In a speech delivered in Whitehall in 2003 George Bush made much of the fact of the fact the he was the first U.S. President to stay in Buckingham Palace since Woodrow Wilson. He goes on to celebrate Wilson at some length:
The people of Great Britain also might see some familiar traits in Americans…We’re sometimes faulted for a naive faith that liberty can change the world. If that’s an error, it began with reading too much John Locke and Adam Smith…The last president to stay at Buckingham Palace was an idealist without question. At a dinner hosted by King George V in 1918, Woodrow Wilson made a pledge. With typical American understatement, he vowed that right and justice would become the predominant and controlling force in the world…Free nations failed to recognize, much less confront, the aggressive evil in plain sight. And so, dictators went about their business, feeding resentments and anti-Semitism, bringing death to innocent people in this city and across the world and filling the last century with violence and genocide.

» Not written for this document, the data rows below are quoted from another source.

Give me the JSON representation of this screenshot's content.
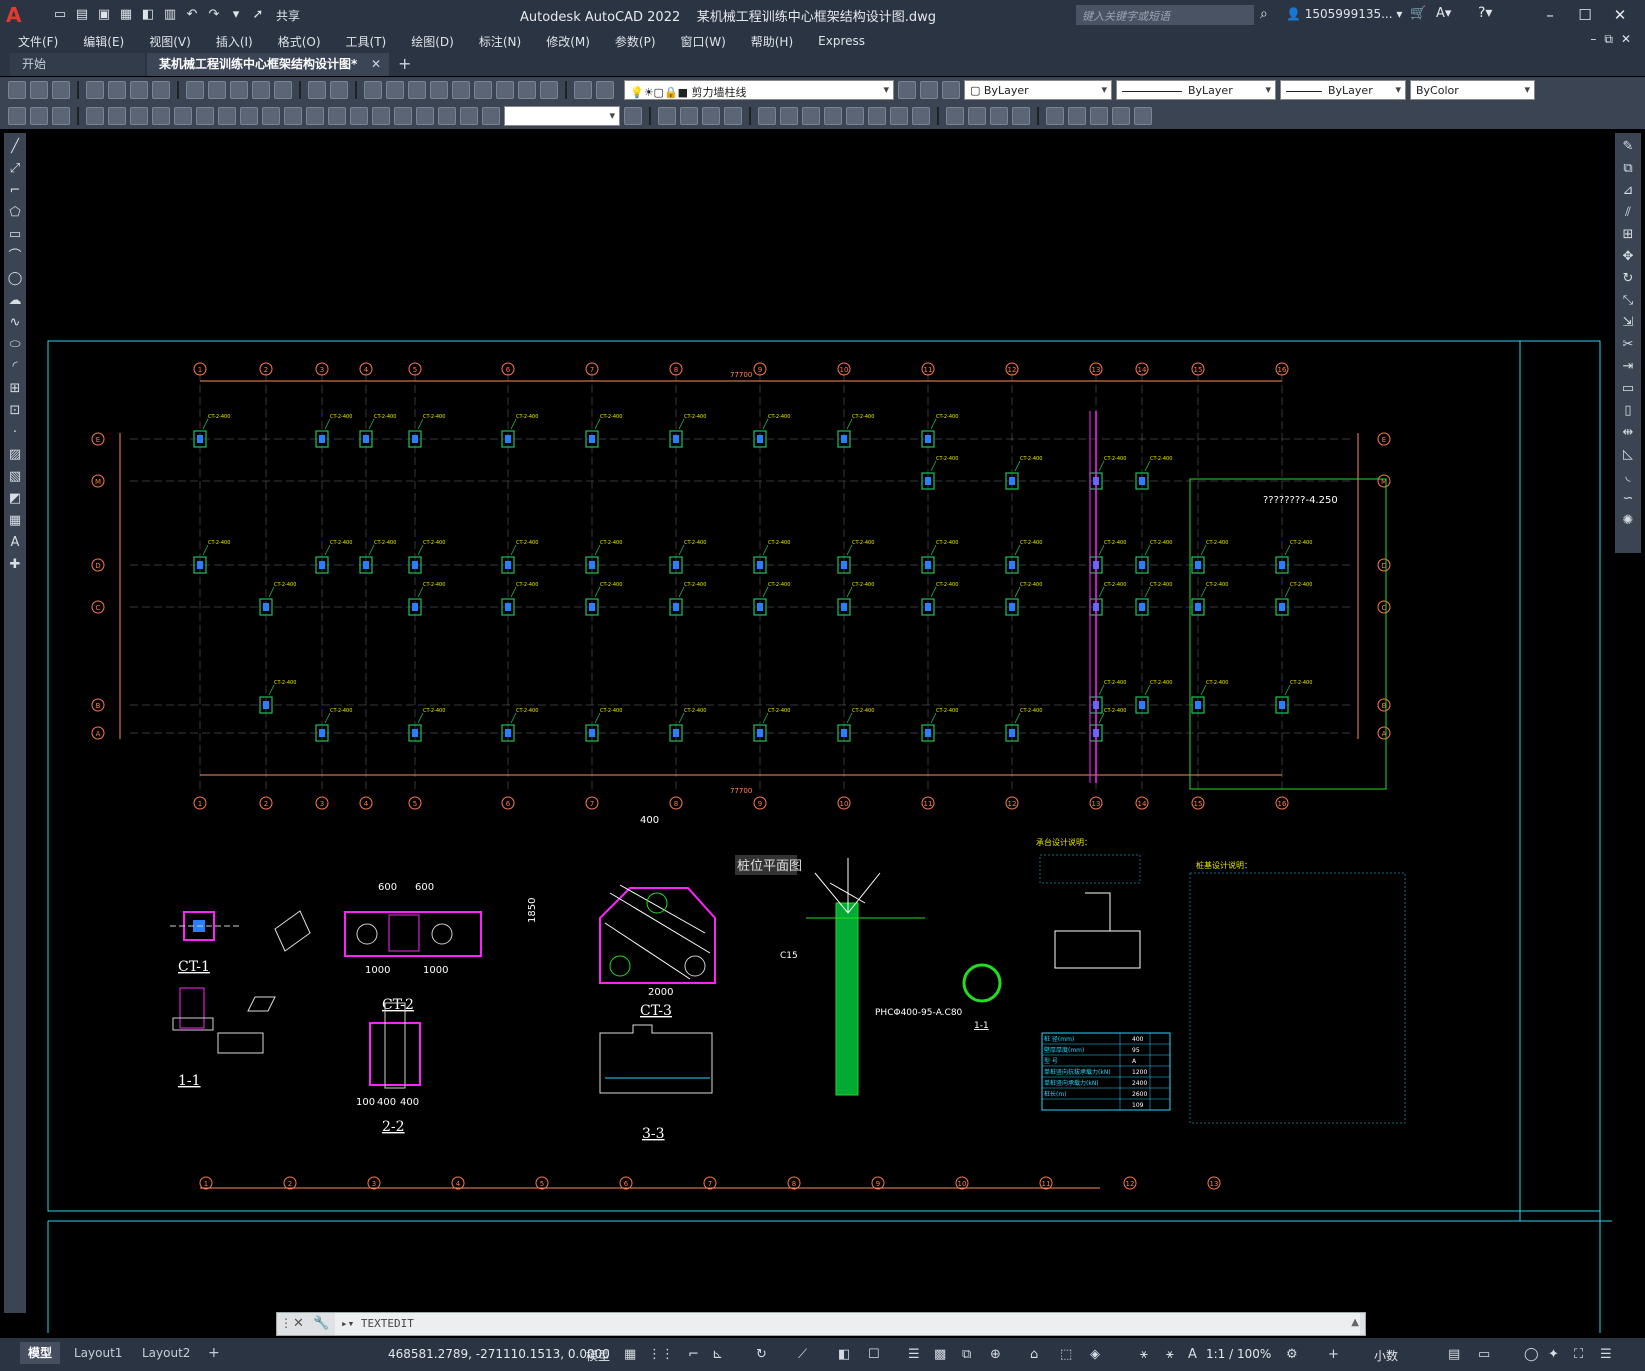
{
  "titlebar": {
    "app_title": "Autodesk AutoCAD 2022",
    "file_title": "某机械工程训练中心框架结构设计图.dwg",
    "share": "共享",
    "search_placeholder": "键入关键字或短语",
    "user": "1505999135...",
    "logo": "A"
  },
  "menu": [
    "文件(F)",
    "编辑(E)",
    "视图(V)",
    "插入(I)",
    "格式(O)",
    "工具(T)",
    "绘图(D)",
    "标注(N)",
    "修改(M)",
    "参数(P)",
    "窗口(W)",
    "帮助(H)",
    "Express"
  ],
  "tabs": {
    "start": "开始",
    "active": "某机械工程训练中心框架结构设计图*"
  },
  "properties": {
    "layer": "剪力墙柱线",
    "color": "ByLayer",
    "linetype": "ByLayer",
    "lineweight": "ByLayer",
    "plotstyle": "ByColor"
  },
  "command": {
    "text": "TEXTEDIT"
  },
  "layout_tabs": [
    "模型",
    "Layout1",
    "Layout2"
  ],
  "status": {
    "coords": "468581.2789, -271110.1513, 0.0000",
    "model": "模型",
    "scale": "1:1 / 100%",
    "units": "小数"
  },
  "drawing": {
    "plan_title": "桩位平面图",
    "axis_top": [
      "1",
      "2",
      "3",
      "4",
      "5",
      "6",
      "7",
      "8",
      "9",
      "10",
      "11",
      "12",
      "13",
      "14",
      "15",
      "16"
    ],
    "axis_side": [
      "E",
      "M",
      "D",
      "C",
      "B",
      "A"
    ],
    "overall_dim": "77700",
    "elev_note": "????????-4.250",
    "ct_label": "CT-2-400",
    "details": [
      "CT-1",
      "CT-2",
      "CT-3",
      "1-1",
      "2-2",
      "3-3",
      "1-1"
    ],
    "dims": {
      "ct2_a": "600",
      "ct2_b": "1000",
      "ct3_top": "400",
      "ct3_bot": "2000",
      "ct3_h": "1850",
      "d22": "100",
      "d22b": "400"
    },
    "pile_label": "PHCΦ400-95-A.C80",
    "pile_cap": "C15",
    "notes_left_title": "承台设计说明：",
    "notes_right_title": "桩基设计说明：",
    "table_rows": [
      "桩 径(mm)",
      "壁厚厚度(mm)",
      "型 号",
      "单桩竖向抗拔承载力(kN)",
      "单桩竖向承载力(kN)",
      "桩长(m)"
    ],
    "table_vals": [
      "400",
      "95",
      "A",
      "1200",
      "2400",
      "2600",
      "109"
    ]
  },
  "colors": {
    "axis": "#ff7a4a",
    "dim": "#ff8c5a",
    "grid_line": "#cfcfcf",
    "pile": "#2a7fff",
    "cap": "#20c060",
    "magenta": "#ff22ff",
    "green_box": "#22dd22",
    "frame": "#22d8e8",
    "text_yellow": "#e8e800",
    "text_cyan": "#22d8ff"
  }
}
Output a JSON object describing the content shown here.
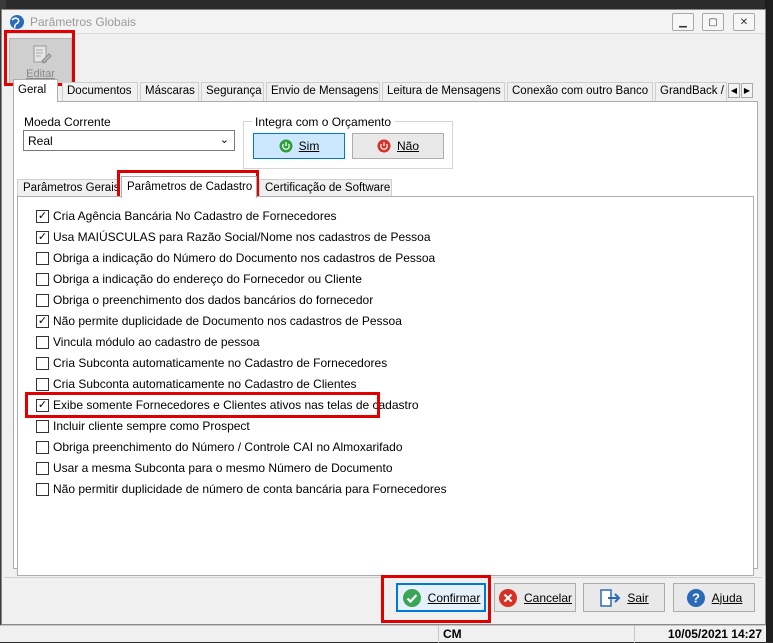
{
  "window": {
    "title": "Parâmetros Globais"
  },
  "toolbar": {
    "edit_label": "Editar"
  },
  "main_tabs": [
    "Geral",
    "Documentos",
    "Máscaras",
    "Segurança",
    "Envio de Mensagens",
    "Leitura de Mensagens",
    "Conexão com outro Banco",
    "GrandBack /"
  ],
  "moeda": {
    "label": "Moeda Corrente",
    "value": "Real"
  },
  "integra": {
    "label": "Integra com o Orçamento",
    "sim": "Sim",
    "nao": "Não"
  },
  "sub_tabs": [
    "Parâmetros Gerais",
    "Parâmetros de Cadastro",
    "Certificação de Software"
  ],
  "options": [
    {
      "label": "Cria Agência Bancária No Cadastro de Fornecedores",
      "checked": true
    },
    {
      "label": "Usa MAIÚSCULAS para Razão Social/Nome nos cadastros de Pessoa",
      "checked": true
    },
    {
      "label": "Obriga a indicação do Número do Documento nos cadastros de Pessoa",
      "checked": false
    },
    {
      "label": "Obriga a indicação do endereço do Fornecedor ou Cliente",
      "checked": false
    },
    {
      "label": "Obriga o preenchimento dos dados bancários do fornecedor",
      "checked": false
    },
    {
      "label": "Não permite duplicidade de Documento nos cadastros de Pessoa",
      "checked": true
    },
    {
      "label": "Vincula módulo ao cadastro de pessoa",
      "checked": false
    },
    {
      "label": "Cria Subconta automaticamente no Cadastro de Fornecedores",
      "checked": false
    },
    {
      "label": "Cria Subconta automaticamente no Cadastro de Clientes",
      "checked": false
    },
    {
      "label": "Exibe somente Fornecedores e Clientes ativos nas telas de cadastro",
      "checked": true
    },
    {
      "label": "Incluir cliente sempre como Prospect",
      "checked": false
    },
    {
      "label": "Obriga preenchimento do Número / Controle CAI no Almoxarifado",
      "checked": false
    },
    {
      "label": "Usar a mesma Subconta para o mesmo Número de Documento",
      "checked": false
    },
    {
      "label": "Não permitir duplicidade de número de conta bancária para Fornecedores",
      "checked": false
    }
  ],
  "buttons": {
    "confirmar": "Confirmar",
    "cancelar": "Cancelar",
    "sair": "Sair",
    "ajuda": "Ajuda"
  },
  "status": {
    "user": "CM",
    "datetime": "10/05/2021 14:27"
  },
  "colors": {
    "highlight": "#e00000",
    "accent": "#0078d7"
  }
}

Bush often pointed out the necessity of free markets if we’re to have a free world with free nations. Again, echoes of Woodrow Wilson:
Since trade ignores national boundaries and the manufacturer insists on having the world as a market, the flag of his nation must follow him, and the doors of the nations which are closed must be battered down … Concessions obtained by financiers must be safeguarded by ministers of state, even if the sovereignty of unwilling nations be outraged in the process. Colonies must be obtained or planted, in order that no useful corner of the world may be overlooked or left unused. (Lecture, Columbia University, 1907)
Maybe Bush was a Wilsonian after all.